NUS alumni here with 5 years working experience in 2 high paying jobs in the finance and investment field; evaluated multiple MNCs and high growth start ups in my career, and currently working on my own side hustle.
Finding a dream job is an extremely painful process. It is nerve wrecking and its not a fault of your own, the current recruitment is loob-sided with employees holding all the information but job seekers literally shooting in the dark.
That being said. There are really 3 types of companies that are hiring. They land in different points across the pay and work-life balance spectrum.
#1 The high paying MNC jobs – Note that its only in selected departments within the tech, finance and consulting space (ie not all IT jobs are equal and don’t be fooled by the job ad). Extremely high pay but don’t expect any work hours to be easy. Work here for 3 years can guarantee a very good exit if you choose to, most which can continue matching your pay.
#2 High Growth Startups – There are the well-funded ones with potential to scale, usually backed by government inc or high profile venture capital. Trust me, these companies will pay for talent, they are in industries that will eventually reap high profit margins and hence have to ability to pay for capable people to build the business. Even if they are loss making today, see the valuation that they are raising capital at, they are lying if they say money is an issue. They definitely have the budget to pay you if you are in an important role. If you are offered a job if such companies that offers a low-ball pay, truth is you are just not applying for the right roles and it is not crucial to their growth.
#3 All others – Relatively lower paying jobs, cannot afford to pay you more and limited growth prospect. This is where you find relatively stable working hours.
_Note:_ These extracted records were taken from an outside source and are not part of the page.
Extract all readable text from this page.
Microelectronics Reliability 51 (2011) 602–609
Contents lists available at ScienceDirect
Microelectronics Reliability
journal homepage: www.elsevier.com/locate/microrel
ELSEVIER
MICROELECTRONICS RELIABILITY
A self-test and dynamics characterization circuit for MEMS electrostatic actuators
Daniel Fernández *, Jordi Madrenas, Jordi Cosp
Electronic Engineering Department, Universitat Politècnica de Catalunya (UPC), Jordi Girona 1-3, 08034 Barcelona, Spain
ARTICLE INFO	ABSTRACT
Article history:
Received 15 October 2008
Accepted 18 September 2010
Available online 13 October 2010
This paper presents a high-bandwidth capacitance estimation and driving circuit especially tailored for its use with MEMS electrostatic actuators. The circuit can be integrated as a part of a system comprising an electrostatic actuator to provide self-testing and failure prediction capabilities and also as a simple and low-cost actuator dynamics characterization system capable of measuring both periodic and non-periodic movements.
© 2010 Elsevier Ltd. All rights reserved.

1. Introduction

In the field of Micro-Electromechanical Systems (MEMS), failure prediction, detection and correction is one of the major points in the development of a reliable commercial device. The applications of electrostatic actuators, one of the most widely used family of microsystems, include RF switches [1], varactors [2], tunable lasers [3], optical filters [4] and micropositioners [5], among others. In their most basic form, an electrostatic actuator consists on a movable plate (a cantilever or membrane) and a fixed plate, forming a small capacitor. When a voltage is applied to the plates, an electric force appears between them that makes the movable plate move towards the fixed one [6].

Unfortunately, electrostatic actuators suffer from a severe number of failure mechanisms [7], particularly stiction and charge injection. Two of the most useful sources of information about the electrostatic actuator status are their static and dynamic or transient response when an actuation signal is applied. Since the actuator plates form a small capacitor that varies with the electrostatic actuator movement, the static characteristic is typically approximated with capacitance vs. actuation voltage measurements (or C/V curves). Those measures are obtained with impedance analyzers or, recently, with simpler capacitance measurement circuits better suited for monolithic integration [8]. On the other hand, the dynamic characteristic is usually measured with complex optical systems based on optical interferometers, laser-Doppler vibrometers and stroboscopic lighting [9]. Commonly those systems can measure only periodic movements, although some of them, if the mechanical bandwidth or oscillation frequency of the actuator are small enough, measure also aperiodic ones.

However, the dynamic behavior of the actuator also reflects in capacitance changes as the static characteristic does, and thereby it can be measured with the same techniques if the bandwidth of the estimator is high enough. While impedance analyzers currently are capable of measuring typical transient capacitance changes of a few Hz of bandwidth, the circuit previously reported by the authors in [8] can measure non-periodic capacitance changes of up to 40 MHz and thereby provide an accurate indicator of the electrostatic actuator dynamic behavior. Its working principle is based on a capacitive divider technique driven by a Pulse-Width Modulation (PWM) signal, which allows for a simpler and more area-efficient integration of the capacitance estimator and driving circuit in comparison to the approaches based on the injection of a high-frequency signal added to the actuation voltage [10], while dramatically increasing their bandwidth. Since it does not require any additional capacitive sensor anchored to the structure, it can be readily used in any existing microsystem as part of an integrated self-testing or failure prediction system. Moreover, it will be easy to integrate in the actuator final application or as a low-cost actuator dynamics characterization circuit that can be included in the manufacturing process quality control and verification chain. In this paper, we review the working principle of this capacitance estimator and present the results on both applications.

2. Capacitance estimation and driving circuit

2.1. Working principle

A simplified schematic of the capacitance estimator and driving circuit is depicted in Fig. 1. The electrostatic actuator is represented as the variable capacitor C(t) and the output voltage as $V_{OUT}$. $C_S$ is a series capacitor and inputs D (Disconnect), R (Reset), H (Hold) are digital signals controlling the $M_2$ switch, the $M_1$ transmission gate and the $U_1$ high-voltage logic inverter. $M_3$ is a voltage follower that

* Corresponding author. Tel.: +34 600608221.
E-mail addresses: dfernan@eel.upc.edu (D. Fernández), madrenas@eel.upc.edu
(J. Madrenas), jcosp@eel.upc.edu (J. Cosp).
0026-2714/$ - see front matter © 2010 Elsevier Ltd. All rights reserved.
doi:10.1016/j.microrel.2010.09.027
In terms of choosing your job, #1 and #2 is the way to go. #1 is straightforward but is extremely competitive, I have seen many undergraduates taking a GAP year to eventually get a fighting chance to get into #1
#2 is tricky. Finding the good ones are like a needle in the haystack, if you find one, congratulations and learn from the founders how to dream big. If the entry pay is low make sure you are getting vested in the company via equity to compensate for the lower upfront compensation. Anything else, lets face the reality that you are just not important enough to the company, hence its best for you to move on and look at other options
#3 Here’s the sweet spot. Compensate the slightly lower pay with more spare time, your biggest asset in your 20s. Work on up-skilling, take online MOOC courses, work on side hustles, monetise your hobbies, learn how to invest with tiger broker or robo funds. Treat your job as a day job but make sure you spend enough time on what really matters to you.
Remind yourself that. Once again, your biggest asset is time and make sure you are exchanging value for that.